İngiltere Durham Üniversitesi Öğretim Üyesi Prof. Dr. Colin Turner Yeni Asya için yazdı: Kur'an hakikatinin son kalesi: RİSALE-İ NUR
Bir zaman biri bana dedi ki: “Senin problemin, dünyayı çok fazla arzulaman!”
Ona cevaben dedim ki, belki zahiren öyle görünüyor olabilir; lâkin hakikatte, dünyayı arzulamak mantıksızdır. Çünkü kimse hakikatte dünyayı talep edemez. Zira bütün kemalât ve mükemmellikler O’na (cc) aittir ve hakikî matlup ancak O’dur (cc). Bizim asıl meselemiz, O’nu (cc) fânî ve geçici şeylere aksettirmemiz, O’nu (cc) o fânî eşyalarda vehmedip, o şeylerin talep edildiğini zannetmemizdir. Halbuki, aslında talep edilen o eşya değil, onların ardında tecelli eden kemal ve cemal sıfatlarıdır. Fakat biz, bu sıfatları fânî şeylerde gizli zannederiz ve onlara meylederiz.

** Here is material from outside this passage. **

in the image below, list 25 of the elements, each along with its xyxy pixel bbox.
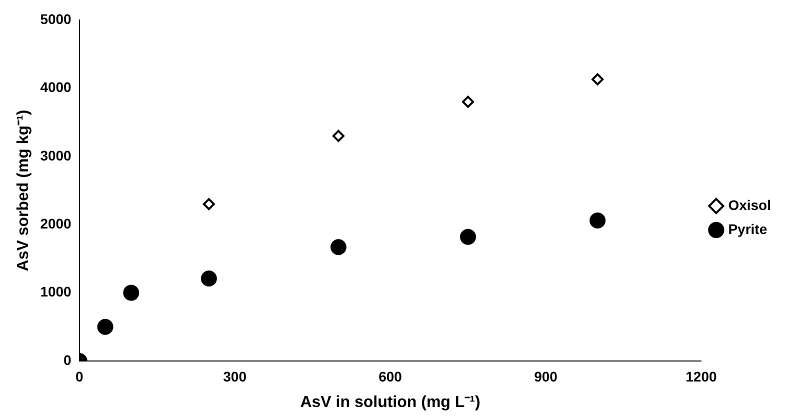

İnsanların sevdiğini düşündüğü şeyler -mal, servet, şöhret, yemek, nefsanî hazlar, büyük araba, hatta evlât ve aile- sadece O’nun (cc) güzel isimlerinin değişik tecellilerinin üzerilerine örtülen birer perdedir. Kimse yemeği sırf yemek için sevmez; ancak yediğinde hissettiği lezzet için sever. Güzel bir sima, kendi zatı için değil; uyandırdığı his ve vaat ettiği zevk için sevilir. Nasıl ki “bütün yollar Roma’ya çıkar,” yaratılan her şey de nihayetinde O’na (cc) çıkar. Eğer dünyalık şeyleri arzuluyorsan, bil ki derinlerde onlardan zannettiğin lezzet ve tatminini istiyorsun. Fakat hakikatte sana o hisleri veren O’dur (cc), peşinden koştuğun o şeyler değil.
Şunu da bil ki, Cenab-ı Hakk’ın isimlerini ve sıfatlarını sevmekte bir beis yoktur; lâkin onları mahlûkata izafe etmemeliyiz. Meselâ Rezzak isminin tecellisi olarak bir nimeti severek yiyebilirsin; fakat o rızkı bir inek yahut gıda üreticisine nispet etmek en büyük hatadır. Dünyayı “din” ve “dünya” diye bölme alışkanlığını terk etmeliyiz. Zira hakikatte sadece O’nun (cc) Zât-ı Akdes’i vardır. Ancak biz, gaflet sebebiyle O’nu (cc) binlerce fânî perde ve putlarla örtmeye meyilliyiz.
Mü’min ile kâfirin gördüğü şeyler farklı değildir; lâkin aynı şeyleri farklı görürler. Küfrün esası, nazardaki bozukluktur; hakikate perde olan bir körlükten ibarettir.